Visiting Kasongan village, the tourists will be welcomed warmly by local inhabitants. They may have a look the showroom crowded with ceramic handicrafts. If they are interested in seeing the ceramics making, tourists can visit some ceramic galleries that produce the special handicrafts at site. The processes are material kneading, shaping, drying that takes 2-4 days and burning before finally being finished using wall paint or roof-tile paint. Working collectively, a gallery is usually a family business run from generation to the next generation. Even though ceramics making is now involving neighbors of surrounding dwelling place of the gallery owner, the family is still responsible for material selection and production monitoring.
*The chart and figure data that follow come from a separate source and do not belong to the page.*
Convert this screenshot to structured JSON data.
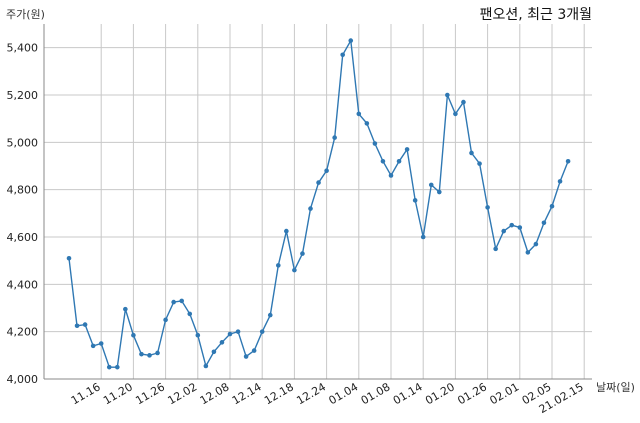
{
  "chart_data": {
    "type": "line",
    "title": "팬오션, 최근 3개월",
    "ylabel": "주가(원)",
    "xlabel": "날짜(일)",
    "ylim": [
      4000,
      5500
    ],
    "yticks": [
      4000,
      4200,
      4400,
      4600,
      4800,
      5000,
      5200,
      5400
    ],
    "ytick_labels": [
      "4,000",
      "4,200",
      "4,400",
      "4,600",
      "4,800",
      "5,000",
      "5,200",
      "5,400"
    ],
    "xtick_labels": [
      "11.16",
      "11.20",
      "11.26",
      "12.02",
      "12.08",
      "12.14",
      "12.18",
      "12.24",
      "01.04",
      "01.08",
      "01.14",
      "01.20",
      "01.26",
      "02.01",
      "02.05",
      "21.02.15"
    ],
    "xtick_positions": [
      4,
      8,
      12,
      16,
      20,
      24,
      28,
      32,
      36,
      40,
      44,
      48,
      52,
      56,
      60,
      64
    ],
    "grid": true,
    "line_color": "#2f78b3",
    "series": [
      {
        "values": [
          4510,
          4225,
          4230,
          4140,
          4150,
          4050,
          4050,
          4295,
          4185,
          4105,
          4100,
          4110,
          4250,
          4325,
          4330,
          4275,
          4185,
          4055,
          4115,
          4155,
          4190,
          4200,
          4095,
          4120,
          4200,
          4270,
          4480,
          4625,
          4460,
          4530,
          4720,
          4830,
          4880,
          5020,
          5370,
          5430,
          5120,
          5080,
          4995,
          4920,
          4860,
          4920,
          4970,
          4755,
          4600,
          4820,
          4790,
          5200,
          5120,
          5170,
          4955,
          4910,
          4725,
          4550,
          4625,
          4650,
          4640,
          4535,
          4570,
          4660,
          4730,
          4835,
          4920
        ]
      }
    ]
  }
}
5) BOROBUDUR TEMPLE: An Architectural Masterpiece of 9th Century
Standing long before Angkor Wat in Cambodia and the great cathedrals in Europe, Borobudur Temple has stood gallantly in the land of Java. The building called by UNESCO as the most magnificent and the largest monument and stupa complex in the world is visited by pilgrims in the mid-ninth century until the beginning of the 11th century. Buddhist people who want to get enlightened were flocking from India, Cambodia, Tibet, and China. Not only magnificent and large, Borobudur Temple wall panels are filled with 2672 sculptured reliefs which if arranged in row, it will reach a length of 6 km! It is praised as the largest and the most complete Buddha reliefs ensemble in the world, unmatched in artistic value.
6) PRAMBANAN TEMPLE: The Most Beautiful Hindu Temple in the World
Prambanan temple is extraordinarily beautiful building constructed in the tenth century during the reigns of two kings namely Rakai Pikatan and Rakai Balitung. Soaring up to 47 meters (5 meters higher than Borobudur temple), the foundation of this temple has fulfilled the desire of the founder to show Hindu triumph in Java Island. This temple is located 17 kilometers from the city center, among an area that now functions as beautiful park. There is a legend that Javanese people always tell about this temple. As the story tells, there was a man named Bandung Bondowoso who loved Roro Jonggrang. To refuse his love, Jonggrang asked Bondowoso to make her a temple with 1,000 statues only in one-night time. The request was nearly fulfilled when Jonggrang asked the villagers to pound rice and to set a fire in order to look like morning had broken. Feeling to be cheated, Bondowoso who only completed 999 statues cursed Jonggrang to be the thousandth statue.